Sun, November 12, 8:00 to 9:45am, Hyatt Regency Chicago, Acapulco, Ballroom Level West Tower

Session Submission Type: Paper Session: On Line Format

Abstract

Our received habits and traditions of reading are changing rapidly in the era of Web 2.0, such that “literary” texts are produced, disseminated, consumed, and interpreted increasingly in digital/networked spaces. More than 40 years after Barthes’ delirious exhortations to “writerly” reading, emergent modes of digital pedagogy invite students to inscribe texts in ways that exceed dominant practices of “close reading,” especially by activating cultural contexts for reading, writing, and interpretation. This panel will explore several strategies of dissent from foundational features of literary culture and literary pedagogy: the assumption that both reading and writing unfold in a silent, solitary space; the privileging of the private subject as both source and and aim of literary “meaning”; and the private circuit that conveys students’ critical writing between themselves and their instructors.

Our panelists use digital writing spaces (in very different ways) to open up literary pedagogy to question the authority of the instructor and the canonized “primary text” and to distribute critical agency throughout the “student body,” reimagined as an assemblage that works collaboratively to produce texts that are collectively authored and visible to broader publics. All three approaches share a commitment to fostering more democratic, reciprocal relations between students, authors, and teachers. Allred’s work uses the “Ivanhoe” plugin for WordPress to transform Melville’s Billy Budd into an RPG, in which students, librarians, and instructor explore the inner workings and outer cultural contexts for the novella. Using the Scalar platform, Hanley’s project engages students in networking texts and contexts to explore the relation between Hari Kunzru’s novel, Transmission (2005), and the darling of Silicon Valley capital, Uber. Glass’s talk introduces Social Paper, a collaborative writing platform she co-created, as a free/open alternative to proprietary LMSs, one that encourages the kind of democratic dialogue championed by Paulo Freire.

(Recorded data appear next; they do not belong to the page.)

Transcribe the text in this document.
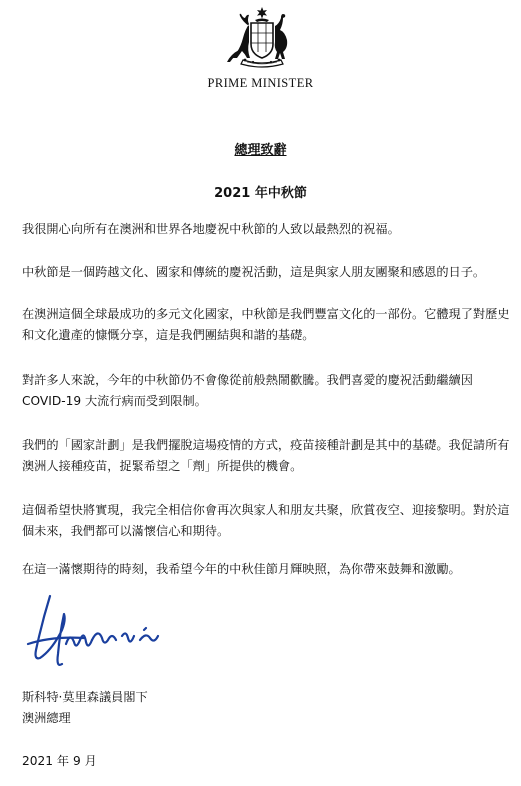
PRIME MINISTER
總理致辭
2021 年中秋節

我很開心向所有在澳洲和世界各地慶祝中秋節的人致以最熱烈的祝福。

中秋節是一個跨越文化、國家和傳統的慶祝活動，這是與家人朋友團聚和感恩的日子。

在澳洲這個全球最成功的多元文化國家，中秋節是我們豐富文化的一部份。它體現了對歷史和文化遺產的慷慨分享，這是我們團結與和諧的基礎。

對許多人來說，今年的中秋節仍不會像從前般熱鬧歡騰。我們喜愛的慶祝活動繼續因COVID-19 大流行病而受到限制。

我們的「國家計劃」是我們擺脫這場疫情的方式，疫苗接種計劃是其中的基礎。我促請所有澳洲人接種疫苗，捉緊希望之「劑」所提供的機會。

這個希望快將實現，我完全相信你會再次與家人和朋友共聚，欣賞夜空、迎接黎明。對於這個未來，我們都可以滿懷信心和期待。

在這一滿懷期待的時刻，我希望今年的中秋佳節月輝映照，為你帶來鼓舞和激勵。

斯科特·莫里森議員閣下
澳洲總理
2021 年 9 月
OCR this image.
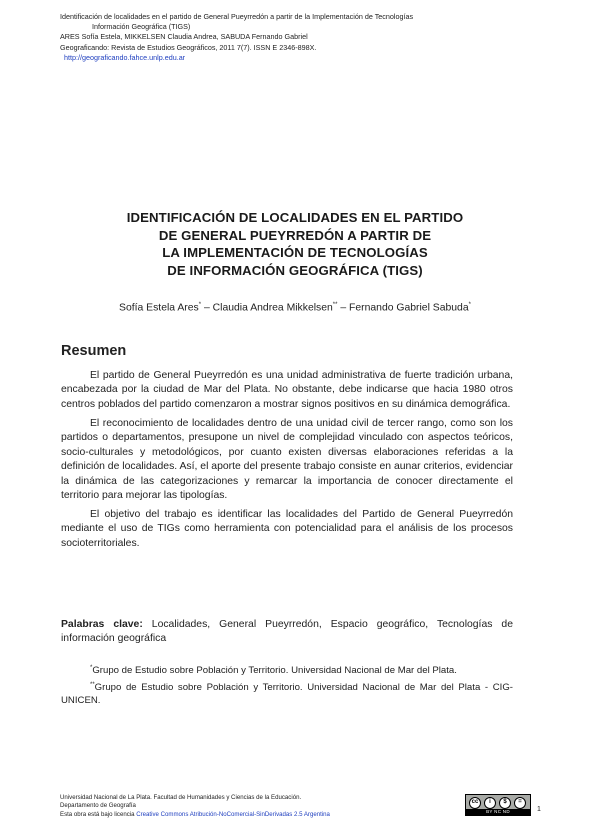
Identificación de localidades en el partido de General Pueyrredón a partir de la Implementación de Tecnologías

Información Geográfica (TIGS)
ARES Sofía Estela, MIKKELSEN Claudia Andrea, SABUDA Fernando Gabriel
Geograficando: Revista de Estudios Geográficos, 2011 7(7). ISSN E 2346-898X.
http://geograficando.fahce.unlp.edu.ar
IDENTIFICACIÓN DE LOCALIDADES EN EL PARTIDO
DE GENERAL PUEYRREDÓN A PARTIR DE
LA IMPLEMENTACIÓN DE TECNOLOGÍAS
DE INFORMACIÓN GEOGRÁFICA (TIGS)
Sofía Estela Ares* – Claudia Andrea Mikkelsen** – Fernando Gabriel Sabuda*
Resumen

El partido de General Pueyrredón es una unidad administrativa de fuerte tradición urbana, encabezada por la ciudad de Mar del Plata. No obstante, debe indicarse que hacia 1980 otros centros poblados del partido comenzaron a mostrar signos positivos en su dinámica demográfica.

El reconocimiento de localidades dentro de una unidad civil de tercer rango, como son los partidos o departamentos, presupone un nivel de complejidad vinculado con aspectos teóricos, socio-culturales y metodológicos, por cuanto existen diversas elaboraciones referidas a la definición de localidades. Así, el aporte del presente trabajo consiste en aunar criterios, evidenciar la dinámica de las categorizaciones y remarcar la importancia de conocer directamente el territorio para mejorar las tipologías.

El objetivo del trabajo es identificar las localidades del Partido de General Pueyrredón mediante el uso de TIGs como herramienta con potencialidad para el análisis de los procesos socioterritoriales.

Palabras clave: Localidades, General Pueyrredón, Espacio geográfico, Tecnologías de información geográfica

*Grupo de Estudio sobre Población y Territorio. Universidad Nacional de Mar del Plata.

**Grupo de Estudio sobre Población y Territorio. Universidad Nacional de Mar del Plata - CIG-UNICEN.

Universidad Nacional de La Plata. Facultad de Humanidades y Ciencias de la Educación.
Departamento de Geografía
Esta obra está bajo licencia Creative Commons Atribución-NoComercial-SinDerivadas 2.5 Argentina
cc	i	$	=
BY NC ND	1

The benefits of this approach are many and varied. Students are more engaged when writing for audiences other than the instructor, especially when the projects are open to public view and/or comment. Students also read each other’s work more consistently and zealously when using these interfaces/assignments, integrating “peer review” more deeply into their writing habits than in traditional pedagogy. In these online writing and learning spaces, students can become more self-conscious and critical of the affordances and limits of different media, especially the boundaries imposed by traditional genres of student writing. Students can also begin to understand and practice knowledge-making as purposeful, collaborative process. Finally, when students occupy digital writing spaces together, they learn more about each other’s writing and research processes in ways that often diminish anxiety as they see one another struggle through difficult concepts or rhetorical challenges. One last note: in the spirit of our panelists’ concerns and the conference’s broader theme, we will pre-circulate the papers and encourage audience members to comment using hypothes.is, a free/open web annotation platform that itself embodies the ethos of collaborative and democratic modes of critique that the papers promote.